In [46]:
import numpy as np
import pandas as pd

from sklearn import preprocessing
from sklearn.feature_selection import SelectFromModel
from sklearn.feature_extraction.text import CountVectorizer, TfidfTransformer, TfidfVectorizer
from sklearn.linear_model import Lasso, LinearRegression
from sklearn.metrics import mean_squared_error
from sklearn.model_selection import cross_val_score, GridSearchCV, KFold
from sklearn.preprocessing import normalize

In [47]:
train = pd.read_csv('/data/project2/train.csv')
test = pd.read_csv('/data/project2/test.csv')

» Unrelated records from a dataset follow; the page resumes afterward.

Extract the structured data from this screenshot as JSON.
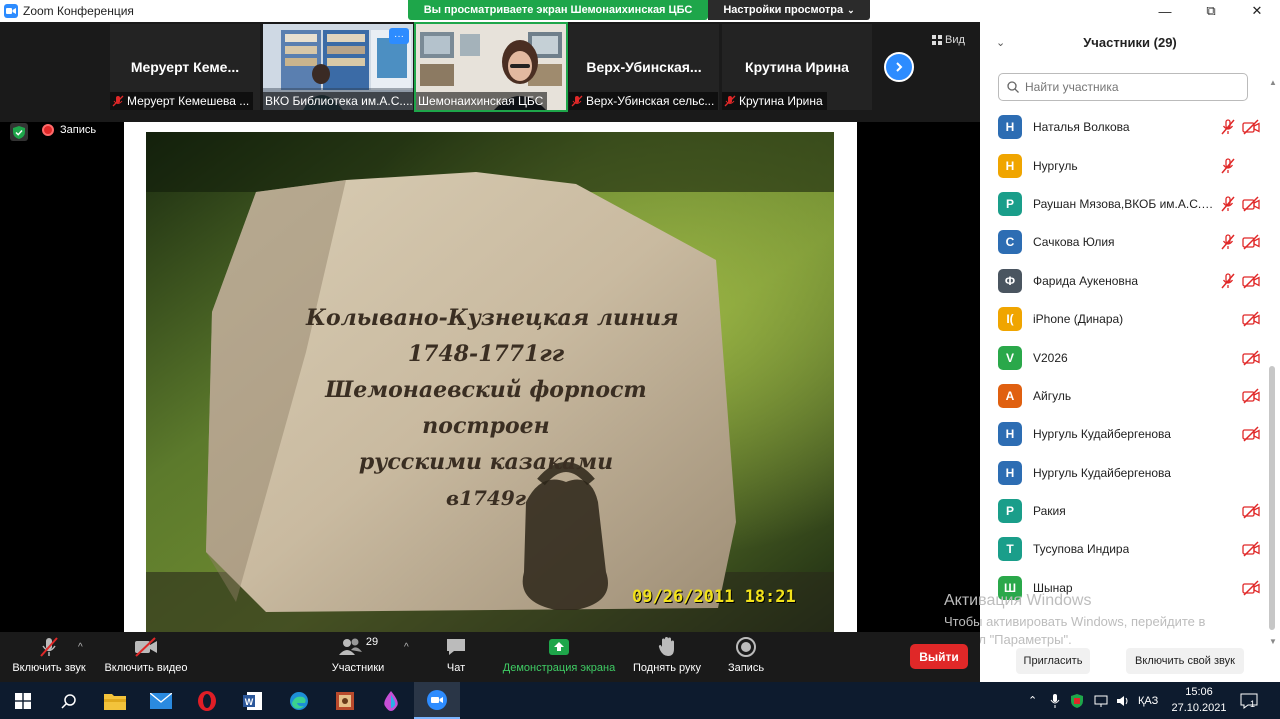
{
  "window": {
    "title": "Zoom Конференция",
    "share_banner": "Вы просматриваете экран Шемонаихинская ЦБС",
    "view_settings": "Настройки просмотра",
    "view_label": "Вид"
  },
  "video_strip": {
    "tiles": [
      {
        "name": "Меруерт  Кеме...",
        "label": "Меруерт Кемешева ..."
      },
      {
        "name": "",
        "label": "ВКО Библиотека им.А.С...."
      },
      {
        "name": "",
        "label": "Шемонаихинская ЦБС"
      },
      {
        "name": "Верх-Убинская...",
        "label": "Верх-Убинская сельс..."
      },
      {
        "name": "Крутина Ирина",
        "label": "Крутина Ирина"
      }
    ],
    "more_badge": "···"
  },
  "recording": {
    "label": "Запись"
  },
  "shared_content": {
    "stone_lines": [
      "Колывано-Кузнецкая линия",
      "1748-1771гг",
      "Шемонаевский форпост",
      "построен",
      "русскими казаками",
      "в1749г"
    ],
    "timestamp": "09/26/2011 18:21"
  },
  "participants": {
    "title": "Участники (29)",
    "search_placeholder": "Найти участника",
    "list": [
      {
        "initial": "Н",
        "name": "Наталья Волкова",
        "color": "#2d6db3",
        "mic_muted": true,
        "video_off": true
      },
      {
        "initial": "Н",
        "name": "Нургуль",
        "color": "#f0a500",
        "mic_muted": true,
        "video_off": false
      },
      {
        "initial": "Р",
        "name": "Раушан Мязова,ВКОБ им.А.С.П...",
        "color": "#1a9e8a",
        "mic_muted": true,
        "video_off": true
      },
      {
        "initial": "С",
        "name": "Сачкова Юлия",
        "color": "#2d6db3",
        "mic_muted": true,
        "video_off": true
      },
      {
        "initial": "Ф",
        "name": "Фарида Аукеновна",
        "color": "#4a5560",
        "mic_muted": true,
        "video_off": true
      },
      {
        "initial": "I(",
        "name": "iPhone (Динара)",
        "color": "#f0a500",
        "mic_muted": false,
        "video_off": true
      },
      {
        "initial": "V",
        "name": "V2026",
        "color": "#2aa84a",
        "mic_muted": false,
        "video_off": true
      },
      {
        "initial": "А",
        "name": "Айгуль",
        "color": "#e06010",
        "mic_muted": false,
        "video_off": true
      },
      {
        "initial": "Н",
        "name": "Нургуль Кудайбергенова",
        "color": "#2d6db3",
        "mic_muted": false,
        "video_off": true
      },
      {
        "initial": "Н",
        "name": "Нургуль Кудайбергенова",
        "color": "#2d6db3",
        "mic_muted": false,
        "video_off": false
      },
      {
        "initial": "Р",
        "name": "Ракия",
        "color": "#1a9e8a",
        "mic_muted": false,
        "video_off": true
      },
      {
        "initial": "Т",
        "name": "Тусупова Индира",
        "color": "#1a9e8a",
        "mic_muted": false,
        "video_off": true
      },
      {
        "initial": "Ш",
        "name": "Шынар",
        "color": "#2aa84a",
        "mic_muted": false,
        "video_off": true
      }
    ],
    "invite_label": "Пригласить",
    "unmute_self_label": "Включить свой звук"
  },
  "watermark": {
    "line1": "Активация Windows",
    "line2": "Чтобы активировать Windows, перейдите в",
    "line3": "раздел \"Параметры\"."
  },
  "toolbar": {
    "unmute": "Включить звук",
    "start_video": "Включить видео",
    "participants": "Участники",
    "participants_count": "29",
    "chat": "Чат",
    "share_screen": "Демонстрация экрана",
    "raise_hand": "Поднять руку",
    "record": "Запись",
    "leave": "Выйти"
  },
  "taskbar": {
    "language": "ҚАЗ",
    "time": "15:06",
    "date": "27.10.2021",
    "notification_count": "1"
  }
}
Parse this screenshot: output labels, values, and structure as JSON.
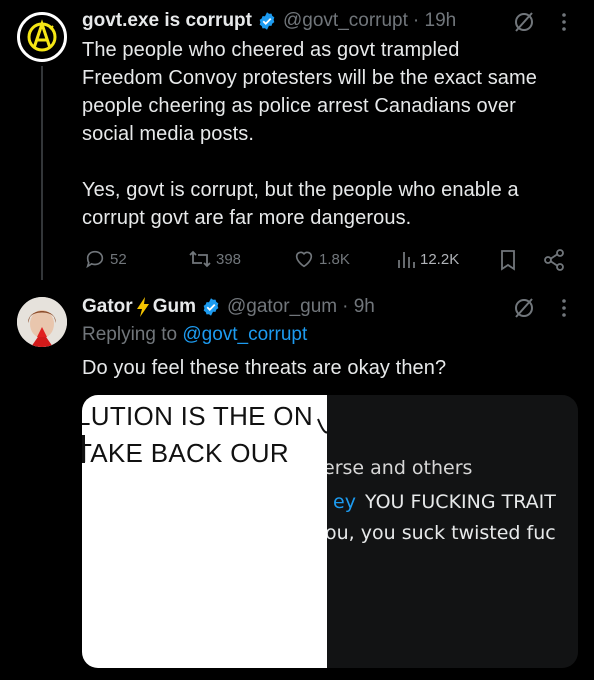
{
  "tweet1": {
    "name": "govt.exe is corrupt",
    "handle": "@govt_corrupt",
    "time": "· 19h",
    "lines": [
      "The people who cheered as govt trampled",
      "Freedom Convoy protesters will be the exact same",
      "people cheering as police arrest Canadians over",
      "social media posts.",
      "",
      "Yes, govt is corrupt, but the people who enable a",
      "corrupt govt are far more dangerous."
    ],
    "metrics": {
      "replies": "52",
      "retweets": "398",
      "likes": "1.8K",
      "views": "12.2K"
    }
  },
  "tweet2": {
    "name": "Gator",
    "name_suffix": "Gum",
    "handle": "@gator_gum",
    "time": "· 9h",
    "replying_prefix": "Replying to",
    "replying_to": "@govt_corrupt",
    "text": "Do you feel these threats are okay then?",
    "media_left_lines": [
      "LUTION IS THE ON",
      "TAKE BACK OUR"
    ],
    "media_right_lines": [
      "erse and others",
      "ey",
      "YOU FUCKING TRAIT",
      "ou, you suck twisted fuc"
    ]
  },
  "colors": {
    "background": "#000000",
    "text": "#e7e9ea",
    "muted": "#71767b",
    "accent": "#1d9bf0",
    "verified": "#1d9bf0"
  },
  "icons": [
    "anarchy-avatar-icon",
    "verified-badge-icon",
    "grok-icon",
    "more-icon",
    "reply-icon",
    "retweet-icon",
    "like-icon",
    "views-icon",
    "bookmark-icon",
    "share-icon",
    "lightning-icon"
  ]
}
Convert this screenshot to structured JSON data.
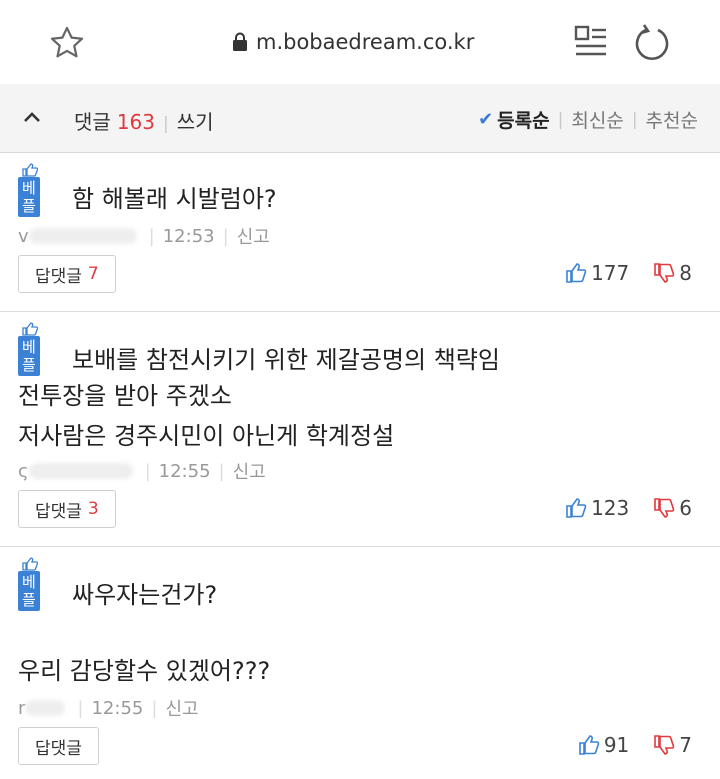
{
  "browser": {
    "url": "m.bobaedream.co.kr"
  },
  "comments_bar": {
    "label": "댓글",
    "count": "163",
    "write": "쓰기",
    "sort": {
      "active": "등록순",
      "recent": "최신순",
      "recommended": "추천순"
    }
  },
  "badge_label": "베플",
  "report_label": "신고",
  "reply_label": "답댓글",
  "comments": [
    {
      "lines": [
        "함 해볼래 시발럼아?"
      ],
      "author_visible": "v",
      "time": "12:53",
      "reply_count": "7",
      "likes": "177",
      "dislikes": "8"
    },
    {
      "lines": [
        "보배를 참전시키기 위한 제갈공명의 책략임",
        "전투장을 받아 주겠소",
        "저사람은 경주시민이 아닌게 학계정설"
      ],
      "author_visible": "ς",
      "time": "12:55",
      "reply_count": "3",
      "likes": "123",
      "dislikes": "6"
    },
    {
      "lines": [
        "싸우자는건가?",
        "우리 감당할수 있겠어???"
      ],
      "author_visible": "r",
      "time": "12:55",
      "reply_count": "",
      "likes": "91",
      "dislikes": "7"
    }
  ]
}
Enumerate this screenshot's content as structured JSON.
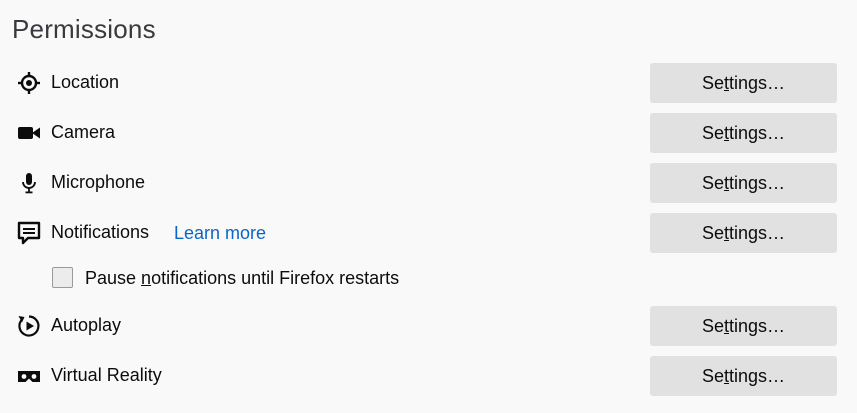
{
  "section": {
    "title": "Permissions"
  },
  "permissions": [
    {
      "label": "Location",
      "icon": "location-icon",
      "button_pre": "Se",
      "button_acc": "t",
      "button_post": "tings…"
    },
    {
      "label": "Camera",
      "icon": "camera-icon",
      "button_pre": "Se",
      "button_acc": "t",
      "button_post": "tings…"
    },
    {
      "label": "Microphone",
      "icon": "microphone-icon",
      "button_pre": "Se",
      "button_acc": "t",
      "button_post": "tings…"
    },
    {
      "label": "Notifications",
      "icon": "notification-icon",
      "link": "Learn more",
      "button_pre": "Se",
      "button_acc": "t",
      "button_post": "tings…"
    },
    {
      "label": "Autoplay",
      "icon": "autoplay-icon",
      "button_pre": "Se",
      "button_acc": "t",
      "button_post": "tings…"
    },
    {
      "label": "Virtual Reality",
      "icon": "vr-headset-icon",
      "button_pre": "Se",
      "button_acc": "t",
      "button_post": "tings…"
    }
  ],
  "pause_notifications": {
    "label_pre": "Pause ",
    "label_acc": "n",
    "label_post": "otifications until Firefox restarts",
    "checked": false
  }
}
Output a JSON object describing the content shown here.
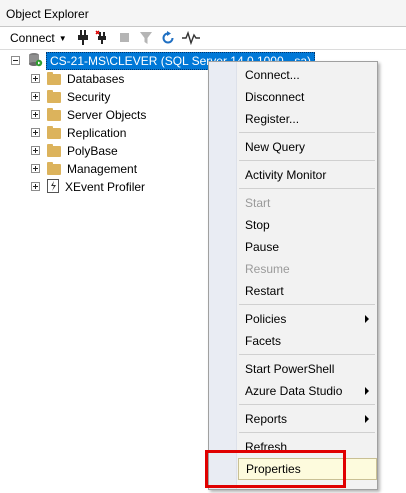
{
  "window": {
    "title": "Object Explorer"
  },
  "toolbar": {
    "connect_label": "Connect"
  },
  "tree": {
    "server_label": "CS-21-MS\\CLEVER (SQL Server 14.0.1000 - sa)",
    "items": [
      {
        "label": "Databases"
      },
      {
        "label": "Security"
      },
      {
        "label": "Server Objects"
      },
      {
        "label": "Replication"
      },
      {
        "label": "PolyBase"
      },
      {
        "label": "Management"
      },
      {
        "label": "XEvent Profiler"
      }
    ]
  },
  "context_menu": {
    "items": [
      {
        "label": "Connect...",
        "enabled": true
      },
      {
        "label": "Disconnect",
        "enabled": true
      },
      {
        "label": "Register...",
        "enabled": true
      },
      {
        "label": "New Query",
        "enabled": true
      },
      {
        "label": "Activity Monitor",
        "enabled": true
      },
      {
        "label": "Start",
        "enabled": false
      },
      {
        "label": "Stop",
        "enabled": true
      },
      {
        "label": "Pause",
        "enabled": true
      },
      {
        "label": "Resume",
        "enabled": false
      },
      {
        "label": "Restart",
        "enabled": true
      },
      {
        "label": "Policies",
        "enabled": true,
        "submenu": true
      },
      {
        "label": "Facets",
        "enabled": true
      },
      {
        "label": "Start PowerShell",
        "enabled": true
      },
      {
        "label": "Azure Data Studio",
        "enabled": true,
        "submenu": true
      },
      {
        "label": "Reports",
        "enabled": true,
        "submenu": true
      },
      {
        "label": "Refresh",
        "enabled": true
      },
      {
        "label": "Properties",
        "enabled": true,
        "highlighted": true
      }
    ]
  },
  "colors": {
    "selection": "#0078d7",
    "menu_hover": "#fdfbdd",
    "annotation_red": "#e00000",
    "folder": "#dcb35c"
  }
}
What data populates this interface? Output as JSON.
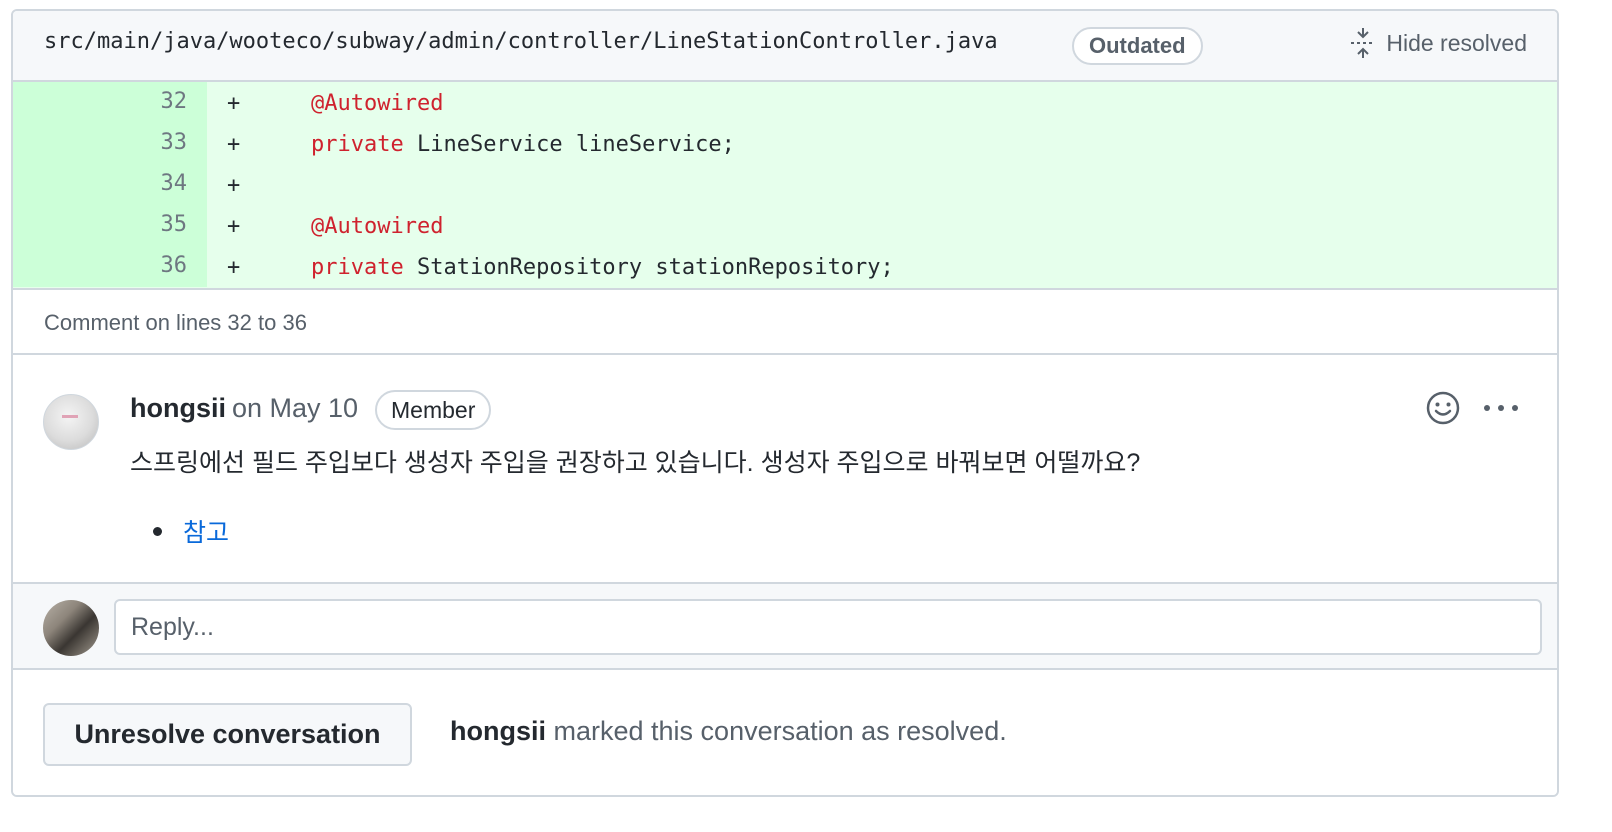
{
  "file": {
    "path": "src/main/java/wooteco/subway/admin/controller/LineStationController.java",
    "outdated_label": "Outdated",
    "hide_resolved_label": "Hide resolved"
  },
  "code": {
    "lines": [
      {
        "number": "32",
        "sign": "+",
        "keyword": "@Autowired",
        "rest": ""
      },
      {
        "number": "33",
        "sign": "+",
        "keyword": "private",
        "rest": " LineService lineService;"
      },
      {
        "number": "34",
        "sign": "+",
        "keyword": "",
        "rest": ""
      },
      {
        "number": "35",
        "sign": "+",
        "keyword": "@Autowired",
        "rest": ""
      },
      {
        "number": "36",
        "sign": "+",
        "keyword": "private",
        "rest": " StationRepository stationRepository;"
      }
    ]
  },
  "comment_meta": "Comment on lines 32 to 36",
  "comment": {
    "author": "hongsii",
    "date": "on May 10",
    "role_badge": "Member",
    "body": "스프링에선 필드 주입보다 생성자 주입을 권장하고 있습니다. 생성자 주입으로 바꿔보면 어떨까요?",
    "links": [
      "참고"
    ]
  },
  "reply": {
    "placeholder": "Reply..."
  },
  "footer": {
    "unresolve_label": "Unresolve conversation",
    "resolver": "hongsii",
    "resolved_text": " marked this conversation as resolved."
  },
  "colors": {
    "added_bg": "#e6ffec",
    "added_gutter": "#ccffd8",
    "keyword": "#cf222e",
    "link": "#0969da",
    "border": "#d0d7de"
  }
}
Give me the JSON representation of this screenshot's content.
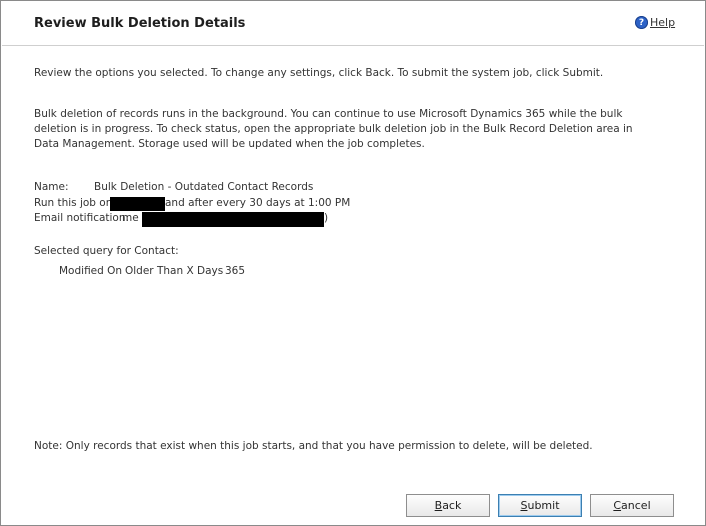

## Total Number of Electronics

In [48]:
def getTotalElectronics(data):
    data['TotalElectronics'] = data['Number of Landline/wireless telephones'] + data['Number of Cellular phone'] + data['Number of Personal Computer']

In [49]:
getTotalElectronics(train)
getTotalElectronics(test)

## Total Number of Motorized Vehicles

In [50]:
def getNumberOfVehicles(data):
    data['NumberOfVehicles'] = data['Number of Motorized Banca'] + data['Number of Motorcycle/Tricycle']

In [51]:
getNumberOfVehicles(train)
getNumberOfVehicles(test)

## Housing / Water  Expenditure x Toilet Facility

In [52]:
np.unique(list(train['Toilet Facilities']))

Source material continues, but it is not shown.